Block period 1-4-1996 to 12-9-2002

Vineet Saran And Mrs. S. Sujatha, JJ.

IT Appeal No. 498 Of 2009

April 6, 2015

JUDGMENT

Mrs. S. Sujatha, J. – The order dated 26.06.2009 passed by the ITAT “A” Bench, Bangalore is challenged in this appeal. The appeal pertains to the block period 1.4.1996 to 12.9.2002. The following questions of law are involved in this appeal:

Question No.1:

Whether the tribunal was justified in upholding the inclusion of Rs. 164158/- being income from ‘SECONDS’ for period 1.4.2002 to 12.9.2002 in block assessment when the said income did not fall within the definition of undisclosed income under S 158BA of the Income tax Act 1961?

Question No.2:

Whether the transaction of ‘SECONDS’ having been recorded in normal course in the ledger maintained, the income there from for period 1/4/2002 to 12/9/2002 was excludable from the Block Assessment in light of the provision of s 158BA?

Question No.3:

Whether the investment of Rs. 2.5 lacs in a firm ‘Kaveri Bar & Restaurant’ constituted by some of the partners of Appellant could be attributed to the Appellant without sufficient material to justify addition of unexplained investment of the Appellant in Block Assessment under S 158B(b)?

2. Facts in brief: The appellant is engaged in the wholesale liquor business. A search was conducted under Section 132 of the Income Tax Act, 1961 (herein after referred to as ‘the Act’ for short) at the business premises of the assessee-firm/appellant on 12.09.2002 and at the residential premises of Sri.Sunil Kumar, partner of the firm. Certain material containing agreements with Mr. Elias Gerald D’ Silva for the purchase of Kaveri Bar was found and seized. Similarly, certain materials relating to the unaccounted sale of the firm were also found and seized. Shri. Sunil Kumar, partner of the firm, admitted the undisclosed income of Rs. 3,14,979/-and offered the same for tax in the hands of the firm. However, in the return of undisclosed income filed, the firm has declared only Rs. 1,50,821/- as its undisclosed income for the block period. Assesments were framed under Section 158 BC read with Section 143 (3) of the Act on these undisclosed income of Rs. 3,14,979/- and unexplained investment-payment made to Mr. Elias Gerald D’ Silva of Rs. 2,50,000/-. Appeals filed by the appellant/firm against the said assessment order were dismissed by the CIT (Appeals), Mangalore. Being aggrieved, the appellant filed appeal before the ITAT, Bangalore which was rejected and the said order is assailed in this appeal.

3. The learned counsel Sri S Parthasarthy appearing for the appellant argued that Rs. 164158/- was declared in the regular return filed by the assessee for the assessment year 2003-04 as it represented the income earned between 1.4.2002 to 12.9.2002. The learned counsel placing reliance on Section 158BA(3) of the Act submitted that if any part of the income relates to an assessment year for which the previous year has not ended or the date of filing the return of income under Section 139(1) for any previous year has not been expired, and if such income are recorded in the books of account or other documents, the said income shall not be included in the block period.

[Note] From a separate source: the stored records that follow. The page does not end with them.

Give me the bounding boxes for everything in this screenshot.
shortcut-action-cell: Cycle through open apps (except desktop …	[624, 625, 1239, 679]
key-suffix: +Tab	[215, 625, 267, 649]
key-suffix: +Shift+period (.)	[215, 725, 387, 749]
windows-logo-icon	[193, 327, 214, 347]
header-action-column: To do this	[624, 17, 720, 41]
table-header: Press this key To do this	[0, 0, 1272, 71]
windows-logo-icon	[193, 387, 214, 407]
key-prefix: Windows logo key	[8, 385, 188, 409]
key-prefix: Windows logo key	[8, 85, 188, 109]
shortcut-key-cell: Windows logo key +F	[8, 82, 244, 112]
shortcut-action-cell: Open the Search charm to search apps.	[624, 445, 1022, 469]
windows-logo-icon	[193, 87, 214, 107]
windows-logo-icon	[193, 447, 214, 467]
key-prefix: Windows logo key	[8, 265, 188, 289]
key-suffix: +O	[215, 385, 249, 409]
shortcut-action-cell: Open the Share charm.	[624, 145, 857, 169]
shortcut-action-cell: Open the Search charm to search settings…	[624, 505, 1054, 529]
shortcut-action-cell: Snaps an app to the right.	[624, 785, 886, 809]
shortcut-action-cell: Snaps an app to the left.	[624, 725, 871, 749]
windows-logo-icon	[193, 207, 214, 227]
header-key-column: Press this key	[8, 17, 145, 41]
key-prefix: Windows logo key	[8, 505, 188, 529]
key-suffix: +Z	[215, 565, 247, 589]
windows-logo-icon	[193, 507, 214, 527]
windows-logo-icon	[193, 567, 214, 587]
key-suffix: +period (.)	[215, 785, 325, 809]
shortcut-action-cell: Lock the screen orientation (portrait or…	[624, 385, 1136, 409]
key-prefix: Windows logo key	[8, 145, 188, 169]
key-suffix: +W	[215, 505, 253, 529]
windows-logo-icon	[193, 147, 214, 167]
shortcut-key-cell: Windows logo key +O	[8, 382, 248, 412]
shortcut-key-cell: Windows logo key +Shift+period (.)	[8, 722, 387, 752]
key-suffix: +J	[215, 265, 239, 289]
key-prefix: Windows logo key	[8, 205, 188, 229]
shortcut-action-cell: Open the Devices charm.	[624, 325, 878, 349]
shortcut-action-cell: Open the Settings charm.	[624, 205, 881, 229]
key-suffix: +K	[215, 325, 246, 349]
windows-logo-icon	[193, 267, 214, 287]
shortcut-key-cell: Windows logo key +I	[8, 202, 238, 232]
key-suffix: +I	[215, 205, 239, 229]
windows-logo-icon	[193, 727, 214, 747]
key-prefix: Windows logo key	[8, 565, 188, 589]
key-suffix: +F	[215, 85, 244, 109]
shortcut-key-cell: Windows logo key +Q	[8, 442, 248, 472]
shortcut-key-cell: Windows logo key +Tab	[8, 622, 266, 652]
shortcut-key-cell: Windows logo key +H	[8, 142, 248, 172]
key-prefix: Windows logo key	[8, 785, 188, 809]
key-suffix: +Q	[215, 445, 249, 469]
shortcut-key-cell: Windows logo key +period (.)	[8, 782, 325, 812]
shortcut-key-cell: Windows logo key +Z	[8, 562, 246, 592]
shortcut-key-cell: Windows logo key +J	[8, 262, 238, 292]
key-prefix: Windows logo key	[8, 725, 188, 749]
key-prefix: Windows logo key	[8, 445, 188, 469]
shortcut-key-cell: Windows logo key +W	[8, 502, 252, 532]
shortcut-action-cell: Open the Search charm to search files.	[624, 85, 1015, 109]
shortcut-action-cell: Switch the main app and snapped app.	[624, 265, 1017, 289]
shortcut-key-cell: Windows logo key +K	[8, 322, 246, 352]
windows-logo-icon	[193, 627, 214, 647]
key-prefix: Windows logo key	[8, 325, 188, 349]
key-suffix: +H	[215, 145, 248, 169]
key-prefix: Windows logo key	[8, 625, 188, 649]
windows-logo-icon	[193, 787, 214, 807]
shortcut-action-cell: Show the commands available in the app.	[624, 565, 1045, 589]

The learned counsel elaborated his arguments contending that two sets of accounts were maintained by the assessee and in one set, this income was recorded and the assessee has also filed the returns disclosing this income of Rs. 164158/- in the returns filed for the assessment year 2003-04 and as such, the Tribunal without appreciating these material facts, has brought this amount of Rs. 1,64158/- as undisclosed income falling under the block period.

4. The next contention urged by the learned counsel is as regards the payment of Rs. 2,50,000/-paid to Sri Elias D’ Silva for purchasing the Kaveri Bar treated to be the unexplained investment of the assessee-firm. It is submitted that no documents were seized by the department to establish that the flow of money towards the cash payment made to Sri Elias D’silva was from the appellant-firm.

5. Per contra, learned counsel Sri K V Aravind appearing for the department contended that subsequent to the search conducted on 12.9.2002, the amount of Rs. 164158/- was disclosed in the returns filed for the assessment year 2003-04, the assessee-firm had not maintained the regular books of account, the said undisclosed income would have gone unnoticed and has come to light only on the search conducted by the department. Further, it was argued that the source of cash payment of Rs. 250000/- made to Sri Elias D’silva on 1.8.2002 was not properly explained and these are all the issues relating to the facts which have been considered by the tribunal and rightly held to be unexplained investment of the assessee-firm.

6. After hearing the parties and perusing the material on record, we have noticed that as per the submissions made by the learned counsel for the appellant, the learned counsel admits that the appellant is maintaining two sets of accounts which is not permissible in law merely because subsequent to the search held on 12.9.2002, the assessee has filed the returns for the assessment year 2003-04 disclosing the amount of Rs. 1,64,158/- held to be undisclosed income, would not carry any conviction. The reliance placed on by the learned counsel on Section 158BA and Annexure “C” said to be a document maintained by the assessee-firm disclosing the details of said undisclosed income is not acceptable since the said document is very vague, without having the details of dates and the proof of the transaction said to have been effected with the parties except the parties names and the amount. Much emphasis is placed by the learned counsel appearing for the appellant, on Annexure C, to bring this document under Section 158BA(3) of the Act which provides that undisclosed income, if recorded on or before the date of search or requisition in the books of account or other documents maintained in the normal course relating to such previous years shall not be included in the block period. We are unable to appreciate this argument advanced by the learned counsel. No law permits maintenance of two sets of accounts i.e., one unaccounted and the other accounted. Such scheme of maintaining two different sets of accounts is totally forbidden in law and no credential value can be given to such illegal accounts maintained by the assessee. At no stretch of imagination, this document at Ann: C would be considered as ‘other documents’ maintained in the normal course to exclude from the block period.

7. As regards the next issue relating to transactions with Kaveri Bar, it is admitted fact that Sri Elias D’silva has given the statement before the departmental authorities on 16.9.2004 wherein it is stated that he had received Rs. 2,50,000/- in cash on 18.02.2002. Now the case of the assessee-firm is that two partners of M/s Kaveri Bar had made the payment to Sri Elias D’ Silva and the assessee-firm is no way concerned with the said transaction and the departmental authorities have wrongly held it to be the unexplained investment of the assessee which has been affirmed by the tribunal without appreciating the material on record in a proper perspective. The tribunal has considered this issue at length and has come to the conclusion that the partnership deed of Kaveri Bar dated 27.8.2002 was drawn on a stamp paper dated 31.3.1999 purchased by the assessee-firm and the circumstances create a doubt regarding the genuineness of the said partnership deed relied on by the assessee. After a detailed examination of the documents, the tribunal has arrived at a conclusion that the assessee-firm has failed to explain the source of the amount of Rs. 250000/- paid to Sri Elias D’ Silva. These are pure questions of facts and the findings given on these factual aspects cannot be interfered by us in this appeal.

8. Accordingly, the Questions of law raised in this appeal are answered against the assessee and in favour of the revenue.

9. For the foregoing reasons, the appeal is devoid of merits and stands dismissed.